In the 1950s Nancy Mitford had popularised the class distinction (first defined by the linguist Alan Ross) between U and non-U vocabulary. Now we had PC versus non-PC, a whole new way to make people feel bad about the way they spoke. The phrase was always going to be a hostage to fortune. There’s something joyless about enforcing correctness – it feels like a narrow achievement.

It wasn’t aimed at the grosser forms of verbal abuse – governments were passing laws against sexual harassment and incitement to racial hatred – and it didn’t touch circles not already inclined to watch their language. As the American sociologist and cultural commentator Todd Gitlin put it, the Left ‘marched on the English Department while the Right took Washington’.

I don’t know how these things went in America, but in Britain, by the 1980s, with Thatcher in power and Murdoch buying up the press, political correctness was regularly being mocked in the tabloids with tales of the ‘looney left’. Apparently the Inner London Education Authority had forbidden teachers to speak of blackboards. ‘Chalkboard’ was the preferred PC usage. Was this true? Who knows?

Political correctness was always a redundant concept. Its territory was already covered by three other categories: accuracy, politeness, and euphemism. All the satirical jokes came under the third heading – calling short people ‘vertically challenged’, for example. As for accuracy and politeness, they’re timeless values that need no apology, though they probably demand more conscious effort in inclusive, multicultural times.

Having been taken over by the Right as a stick to beat lefties with, PC was long ago rendered meaningless by misapplication and overuse. Any perceived infringement on individual liberty, from the arrest of a householder for shooting a burglar to the EU’s legendary ruling against curvy bananas, might be condemned in The Daily Mail or The Sun as ‘political correctness gone mad’ (as if those papers recognised any sane kind).

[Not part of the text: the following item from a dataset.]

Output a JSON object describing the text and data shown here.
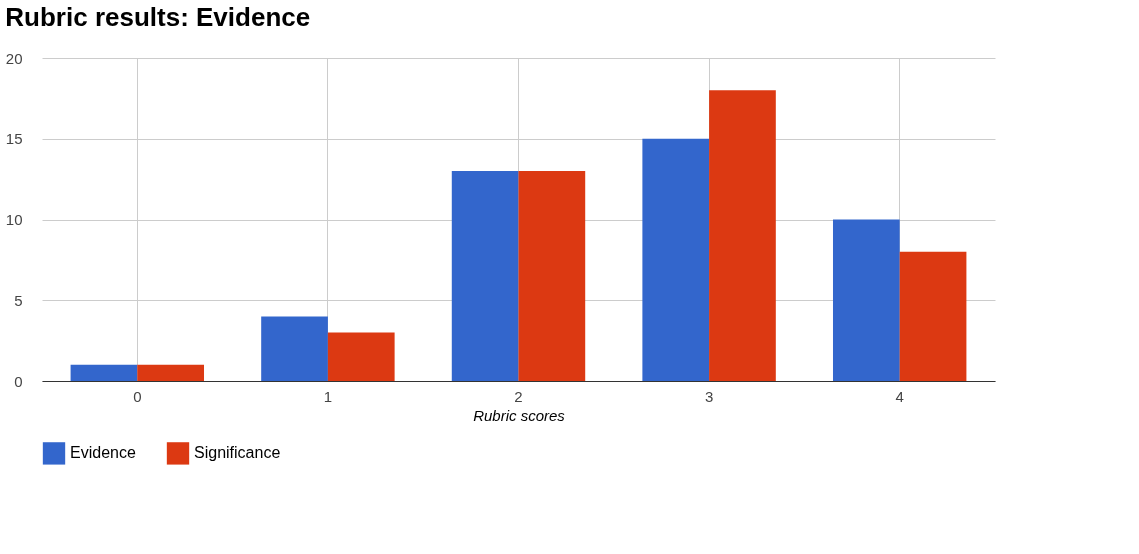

Forty years on, you’d think the concept would have burnt itself out. Who would have imagined that it could form the basis of a whole US presidential campaign? Overthrowing political correctness has become Trump’s only coherent promise to the nation. Vote for me, he seems to say, and you too will be free to spread slanderous generalisations about Mexicans, make up statistics about black crime, insult women for not being attractive enough, impersonate disabled people, and finally come out of the closet about hating Muslims.

Speaking in Donald Trump’s support last week, Republican Senator Steve King said that ‘political correctness has people walking on eggshells’. How squeamish they must be about causing offence, these Trump supporters, and how they must long to be liberated from the anxiety of hurting other people’s feelings. A vote for Trump means never having to say you’re sorry.